Réduire le volume d’entraînement de 40 à 60 %. Conserver uniquement des séances légères en zones 1 et 2. Privilégier le sommeil (8 à 9 heures). Éliminer les stresseurs non essentiels dans la mesure du possible.


Phase 2 — Évaluation (jours 7 à 14)


Surveiller la fréquence cardiaque au repos chaque matin. Observer l’humeur et la motivation. Les marqueurs s’améliorent ? Reprise progressive. La fatigue persiste ? Prolonger la phase 1 et consulter un médecin du sport.


Phase 3 — Reprise structurée (semaines 3 à 6)


Augmentation du volume de 10 % maximum par semaine. Les séances d’intensité ne reprennent que lorsque la fréquence cardiaque au repos est revenue à sa valeur de référence et que la motivation est revenue. Intégration formelle de journées de récupération active (marche, mobilité) dans le programme.

  

L’outil le plus sous-estimé : le questionnaire POMS (Profile of Mood States). Il mesure   6 états d’humeur : fatigue, vigueur, dépression, colère, tension, confusion. Des scores qui se dégradent sur plusieurs semaines consécutives constituent un signal d’alarme clinique aussi fiable que les marqueurs biologiques — et cela ne prend que 5 minutes.



Évalue-toi — le test des 7 signaux


Pour chaque signal, attribue un score de 0 (absent) à 2 (présent régulièrement depuis plus de 2 semaines) :

   

Signal

Ta fréquence cardiaque au repos est plus élevée que d’habitude

Tes performances baissent malgré tes efforts

Tu te réveilles fatigué(e) même après 8 h de sommeil

Tu es irritable, à fleur de peau

Ta libido est en baisse / récupération musculaire ralentie

Tu tombes malade plus souvent

Tu n’as plus envie de t’entraîner


Interprétation :

 

0 à 3 : Zone verte : Tout va   bien. Surveille les tendances.

 

4 à 7 : Zone orange : Réduis la charge. Surveille ta FC au repos pendant 14 jours.

 

8 à 14 : Zone rouge : Protocole de récupération immédiat. Consulte un médecin du sport si aucune amélioration en 2 semaines.



Ce que ce test ne remplace pas


Une auto-évaluation est un point de départ, pas un diagnostic. Si tu présentes plusieurs indicateurs en zone rouge depuis plus de 4 semaines, une consultation médicale s’impose. Le protocole EROS (Endocrine and Metabolic Responses on Overtraining Syndrome), développé par des chercheurs brésiliens en collaboration avec des équipes européennes, offre un bilan biologique structuré incluant testostérone, cortisol, IGF-1, TSH, catécholamines et marqueurs inflammatoires. C’est l’outil de diagnostic le plus complet actuellement disponible pour l’OTS.
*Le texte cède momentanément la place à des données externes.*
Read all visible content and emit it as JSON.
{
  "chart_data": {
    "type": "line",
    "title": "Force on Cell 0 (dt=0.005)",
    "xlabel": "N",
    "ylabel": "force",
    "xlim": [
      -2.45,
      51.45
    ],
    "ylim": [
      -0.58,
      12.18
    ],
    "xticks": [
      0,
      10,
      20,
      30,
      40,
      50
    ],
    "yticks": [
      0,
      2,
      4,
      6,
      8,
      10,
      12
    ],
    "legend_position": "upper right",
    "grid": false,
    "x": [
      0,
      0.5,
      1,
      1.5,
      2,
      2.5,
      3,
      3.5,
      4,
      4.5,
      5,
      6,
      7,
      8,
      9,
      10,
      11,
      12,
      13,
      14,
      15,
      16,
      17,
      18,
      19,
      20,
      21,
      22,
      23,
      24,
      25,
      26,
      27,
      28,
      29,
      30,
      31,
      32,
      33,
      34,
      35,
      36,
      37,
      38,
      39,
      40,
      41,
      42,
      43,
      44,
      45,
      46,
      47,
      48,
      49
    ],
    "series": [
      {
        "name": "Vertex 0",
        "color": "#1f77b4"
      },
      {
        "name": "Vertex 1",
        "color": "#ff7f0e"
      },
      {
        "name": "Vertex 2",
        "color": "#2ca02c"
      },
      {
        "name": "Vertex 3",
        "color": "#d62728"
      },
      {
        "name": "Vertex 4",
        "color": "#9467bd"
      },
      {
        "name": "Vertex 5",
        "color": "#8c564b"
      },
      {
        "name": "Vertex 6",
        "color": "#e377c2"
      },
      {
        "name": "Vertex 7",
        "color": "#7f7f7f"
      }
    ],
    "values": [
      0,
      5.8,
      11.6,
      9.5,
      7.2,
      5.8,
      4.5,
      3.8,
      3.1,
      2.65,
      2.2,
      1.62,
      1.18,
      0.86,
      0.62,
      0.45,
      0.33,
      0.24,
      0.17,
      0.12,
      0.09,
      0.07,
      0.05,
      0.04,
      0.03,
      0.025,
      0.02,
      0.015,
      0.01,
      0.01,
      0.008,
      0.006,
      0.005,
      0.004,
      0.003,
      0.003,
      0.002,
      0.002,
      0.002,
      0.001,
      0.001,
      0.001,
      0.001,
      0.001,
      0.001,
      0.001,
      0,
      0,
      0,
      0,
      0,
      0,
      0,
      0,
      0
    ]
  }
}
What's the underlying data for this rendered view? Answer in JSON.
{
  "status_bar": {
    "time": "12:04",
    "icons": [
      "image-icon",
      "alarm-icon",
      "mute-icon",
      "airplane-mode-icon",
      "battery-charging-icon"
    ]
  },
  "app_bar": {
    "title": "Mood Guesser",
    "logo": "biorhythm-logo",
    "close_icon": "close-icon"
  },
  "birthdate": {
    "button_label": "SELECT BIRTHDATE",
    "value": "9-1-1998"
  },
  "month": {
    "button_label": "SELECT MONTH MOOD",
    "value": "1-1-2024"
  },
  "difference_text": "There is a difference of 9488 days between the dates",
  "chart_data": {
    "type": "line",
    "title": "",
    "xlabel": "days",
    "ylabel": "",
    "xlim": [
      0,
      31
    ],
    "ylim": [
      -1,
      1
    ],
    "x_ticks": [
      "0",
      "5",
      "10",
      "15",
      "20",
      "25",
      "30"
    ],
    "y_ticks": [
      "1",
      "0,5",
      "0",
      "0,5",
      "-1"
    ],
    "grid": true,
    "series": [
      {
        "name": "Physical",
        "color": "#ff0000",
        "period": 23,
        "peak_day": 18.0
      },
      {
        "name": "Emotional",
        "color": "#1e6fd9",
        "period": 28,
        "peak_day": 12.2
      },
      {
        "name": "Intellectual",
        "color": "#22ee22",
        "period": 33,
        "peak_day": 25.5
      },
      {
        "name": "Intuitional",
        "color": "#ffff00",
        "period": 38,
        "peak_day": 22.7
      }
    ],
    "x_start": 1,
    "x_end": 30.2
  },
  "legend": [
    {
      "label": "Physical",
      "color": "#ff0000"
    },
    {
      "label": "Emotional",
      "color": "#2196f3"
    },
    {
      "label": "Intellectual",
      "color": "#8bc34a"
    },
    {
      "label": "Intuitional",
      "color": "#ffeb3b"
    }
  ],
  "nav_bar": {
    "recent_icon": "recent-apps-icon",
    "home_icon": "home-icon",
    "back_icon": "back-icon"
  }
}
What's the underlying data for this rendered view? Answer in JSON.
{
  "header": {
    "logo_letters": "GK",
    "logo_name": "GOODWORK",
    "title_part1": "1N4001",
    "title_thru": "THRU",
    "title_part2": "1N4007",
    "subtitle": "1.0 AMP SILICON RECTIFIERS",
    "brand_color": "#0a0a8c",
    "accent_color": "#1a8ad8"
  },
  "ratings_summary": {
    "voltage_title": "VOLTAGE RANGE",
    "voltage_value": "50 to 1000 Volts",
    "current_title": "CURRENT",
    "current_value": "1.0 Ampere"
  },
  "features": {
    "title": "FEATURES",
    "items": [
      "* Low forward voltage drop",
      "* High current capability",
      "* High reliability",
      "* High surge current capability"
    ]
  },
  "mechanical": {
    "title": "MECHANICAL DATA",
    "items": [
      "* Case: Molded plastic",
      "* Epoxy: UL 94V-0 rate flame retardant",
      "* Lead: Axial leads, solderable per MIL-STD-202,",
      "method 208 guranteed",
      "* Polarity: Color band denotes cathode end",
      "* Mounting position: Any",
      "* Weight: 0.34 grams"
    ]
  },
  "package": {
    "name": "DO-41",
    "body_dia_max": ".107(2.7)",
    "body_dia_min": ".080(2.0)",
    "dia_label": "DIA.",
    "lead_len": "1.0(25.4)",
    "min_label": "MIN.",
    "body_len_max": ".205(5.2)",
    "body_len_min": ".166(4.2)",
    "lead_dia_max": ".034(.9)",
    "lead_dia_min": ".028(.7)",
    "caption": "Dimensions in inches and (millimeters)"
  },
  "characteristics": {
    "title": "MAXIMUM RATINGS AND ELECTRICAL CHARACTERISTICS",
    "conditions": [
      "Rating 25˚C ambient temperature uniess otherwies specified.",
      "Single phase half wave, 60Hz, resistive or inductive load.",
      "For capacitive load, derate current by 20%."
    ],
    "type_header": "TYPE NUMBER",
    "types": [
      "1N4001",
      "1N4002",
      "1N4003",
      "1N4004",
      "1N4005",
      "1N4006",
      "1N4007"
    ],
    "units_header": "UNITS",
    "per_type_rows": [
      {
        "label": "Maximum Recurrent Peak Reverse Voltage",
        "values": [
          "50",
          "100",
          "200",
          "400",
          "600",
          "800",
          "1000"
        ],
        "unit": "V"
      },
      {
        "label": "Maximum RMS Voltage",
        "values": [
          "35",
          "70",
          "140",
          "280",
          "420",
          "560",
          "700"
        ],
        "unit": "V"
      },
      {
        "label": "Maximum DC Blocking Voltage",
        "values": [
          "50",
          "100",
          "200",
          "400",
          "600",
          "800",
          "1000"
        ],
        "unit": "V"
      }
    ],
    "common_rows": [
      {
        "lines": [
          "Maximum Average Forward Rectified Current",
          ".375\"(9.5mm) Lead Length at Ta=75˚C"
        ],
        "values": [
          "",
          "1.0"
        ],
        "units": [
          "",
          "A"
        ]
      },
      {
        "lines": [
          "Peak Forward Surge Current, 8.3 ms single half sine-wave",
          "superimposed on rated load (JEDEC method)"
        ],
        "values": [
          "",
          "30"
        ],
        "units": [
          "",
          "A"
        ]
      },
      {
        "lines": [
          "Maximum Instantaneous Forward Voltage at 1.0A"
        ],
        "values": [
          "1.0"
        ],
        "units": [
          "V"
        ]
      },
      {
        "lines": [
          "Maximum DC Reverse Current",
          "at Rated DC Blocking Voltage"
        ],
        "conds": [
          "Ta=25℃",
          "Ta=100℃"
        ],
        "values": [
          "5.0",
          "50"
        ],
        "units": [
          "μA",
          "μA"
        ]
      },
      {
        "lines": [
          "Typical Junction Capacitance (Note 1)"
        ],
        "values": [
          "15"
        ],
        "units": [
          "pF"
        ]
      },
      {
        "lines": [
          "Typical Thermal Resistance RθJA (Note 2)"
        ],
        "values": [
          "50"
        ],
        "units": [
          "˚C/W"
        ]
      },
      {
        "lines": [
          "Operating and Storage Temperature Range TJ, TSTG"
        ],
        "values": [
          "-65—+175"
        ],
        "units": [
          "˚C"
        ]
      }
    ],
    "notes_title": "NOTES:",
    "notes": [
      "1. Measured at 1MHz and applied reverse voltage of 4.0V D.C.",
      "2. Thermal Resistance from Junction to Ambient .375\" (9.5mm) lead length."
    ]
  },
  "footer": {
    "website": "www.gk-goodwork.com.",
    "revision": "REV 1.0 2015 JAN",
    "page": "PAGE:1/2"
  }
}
Lorsque le doute s’installe   entre "je devrais m’entraîner davantage" et "je devrais   récupérer", la réponse est presque toujours la deuxième option.




Sources


1. Meeusen R. et al. Prevention, Diagnosis, and Treatment of the Overtraining Syndrome: Joint Consensus Statement of the ECSS and the ACSM. Medicine & Science in Sports & Exercise, 2013.


2. Haghighat N., Stull T. Up-to-date understanding of overtraining syndrome and overlap with related disorders. Sports Psychiatry, 3(1), 2024.


3. Kreher J.B. et al. Overtraining Syndrome (OTS) in Three Endurance Athletes and Roads to Recovery. BMJ Open, 2025.


4. Stenerson L.R. et al. Running-Related Overuse Injuries and Their Relationship with Run and Resistance Training Characteristics in Adult Recreational Runners. Journal of Functional Morphology and Kinesiology, 2023.


5. Li et al. Effectiveness of Recovery Strategies After Training in Endurance Athletes. Sports Medicine Open, 2024.


6. Frontiers in Sports and Active Living. The psychological dimensions of sports injury risk: models, mechanisms, and interventions. Frontiers in Sports and Active Living, 2025.


7. ScienceDirect. Beyond physical exhaustion: Understanding overtraining syndrome through the lens of molecular mechanisms and clinical manifestation. ScienceDirect, 2025.


8. International Journal of Sports Physiology and Performance. Overtraining Syndrome Symptoms and Diagnosis in Athletes: Where Is the Research? A Systematic Review. Int J Sports Physiology and Performance, 17(5), 2022.